Wedding photography is one of the most difficult niches in the photography industry.

  • You must deal with dozens of different personalities, all in a highly stressful situation.
  • Taking a perfect picture of a bride and groom – one in the whitest white, one in the blackest black – can be exceedingly difficult. Especially because you’re very likely going to have to capture the two of them outside in the sunshine, and inside in almost pure dark conditions.
  • You cannot control the situations – you have to go with the flow. You have a few short hours to capture hundreds of amazing images.
  • You may be expected to be in 2 (or 3, or 4…) places at one time. How are you going to control the situation so you’re not stressed?
  • Guests travel from all over the world for this one day event. There are no do-overs.

Which is why as a professional wedding photographer who photographed hundreds of very high-end weddings over the years, I cringe when people say to get their start in weddings.

If you have the desire to start a wedding photography business, here are my suggestions.

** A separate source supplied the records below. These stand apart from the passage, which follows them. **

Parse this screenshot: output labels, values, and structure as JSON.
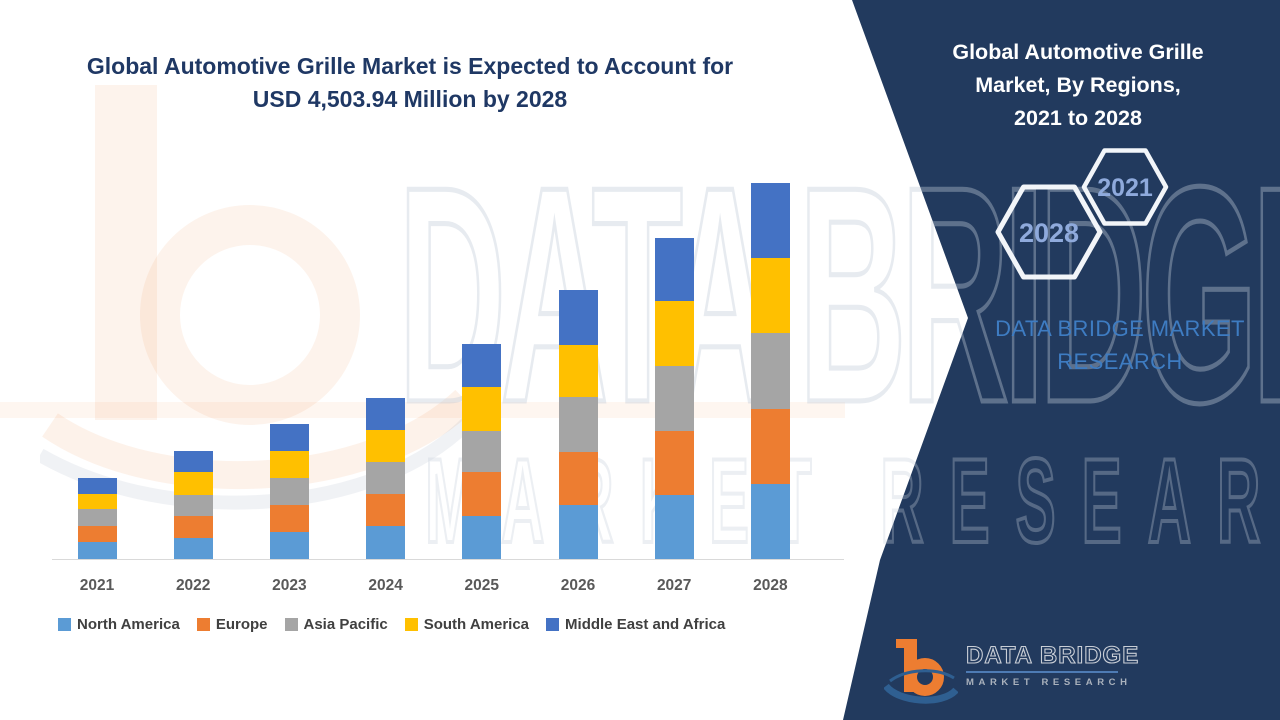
{
  "main_title": {
    "line1": "Global Automotive Grille Market is Expected to Account for",
    "line2": "USD 4,503.94 Million by 2028"
  },
  "panel": {
    "bg_color": "#223A5E",
    "title_lines": [
      "Global Automotive Grille",
      "Market, By Regions,",
      "2021 to 2028"
    ],
    "hexagon_small_label": "2021",
    "hexagon_large_label": "2028",
    "watermark_line1": "DATA BRIDGE MARKET",
    "watermark_line2": "RESEARCH",
    "logo": {
      "name": "DATA BRIDGE",
      "subtitle": "MARKET RESEARCH"
    }
  },
  "background_watermark": {
    "line1": "DATA BRIDGE",
    "line2": "MARKET RESEARCH"
  },
  "chart_data": {
    "type": "bar",
    "stacked": true,
    "title": "Global Automotive Grille Market is Expected to Account for USD 4,503.94 Million by 2028",
    "unit": "USD Million",
    "highlight_total_2028": 4503.94,
    "categories": [
      "2021",
      "2022",
      "2023",
      "2024",
      "2025",
      "2026",
      "2027",
      "2028"
    ],
    "series": [
      {
        "name": "North America",
        "color": "#5B9BD5",
        "values": [
          204,
          252,
          323,
          395,
          515,
          647,
          767,
          898
        ]
      },
      {
        "name": "Europe",
        "color": "#ED7D31",
        "values": [
          192,
          264,
          323,
          383,
          527,
          635,
          767,
          898
        ]
      },
      {
        "name": "Asia Pacific",
        "color": "#A5A5A5",
        "values": [
          204,
          252,
          323,
          383,
          491,
          659,
          779,
          911
        ]
      },
      {
        "name": "South America",
        "color": "#FFC000",
        "values": [
          180,
          275,
          323,
          383,
          527,
          623,
          779,
          898
        ]
      },
      {
        "name": "Middle East and Africa",
        "color": "#4472C4",
        "values": [
          192,
          252,
          323,
          383,
          515,
          659,
          755,
          899
        ]
      }
    ],
    "totals": [
      972,
      1295,
      1615,
      1927,
      2575,
      3223,
      3847,
      4504
    ],
    "ylim": [
      0,
      4600
    ],
    "y_axis_visible": false,
    "gridlines": false,
    "legend_position": "bottom"
  }
}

  • Spend a year photographing, well everything. Take on a bunch of family portraits. Shoot inside your studio, and outside at the beach (park, downtown area, etc). Get used to shooting in many different types of circumstances.
  • Find out who your top wedding photographers are in your area. Call them up and offer to take them to lunch. Then offer your services – free of charge – for an upcoming wedding. Be willing to do everything from carry the bags, to setting up lighting equipment. Watch carefully and learn
  • Repeat the above step as many times as you can.
  • Start small. Don’t offer to do a huge 10 hour event for 250 people. Instead, create a package perfect for a very small wedding. If you can do several 2-3 hour events that take place in a church, a restaurant, or possibly a private residence, you’ll learn a ton and not have the stress of moving from place to place.
  • Sit down after every wedding and critically look at your photographs and at the way the day unfolded. What could you do to make the photographs better? What made the day stressful to you, or to your clients? What can you do to improve?

I love weddings. It’s not just about showing up and snapping a few images. It’s about taking full control and turning your clients day into their best day ever.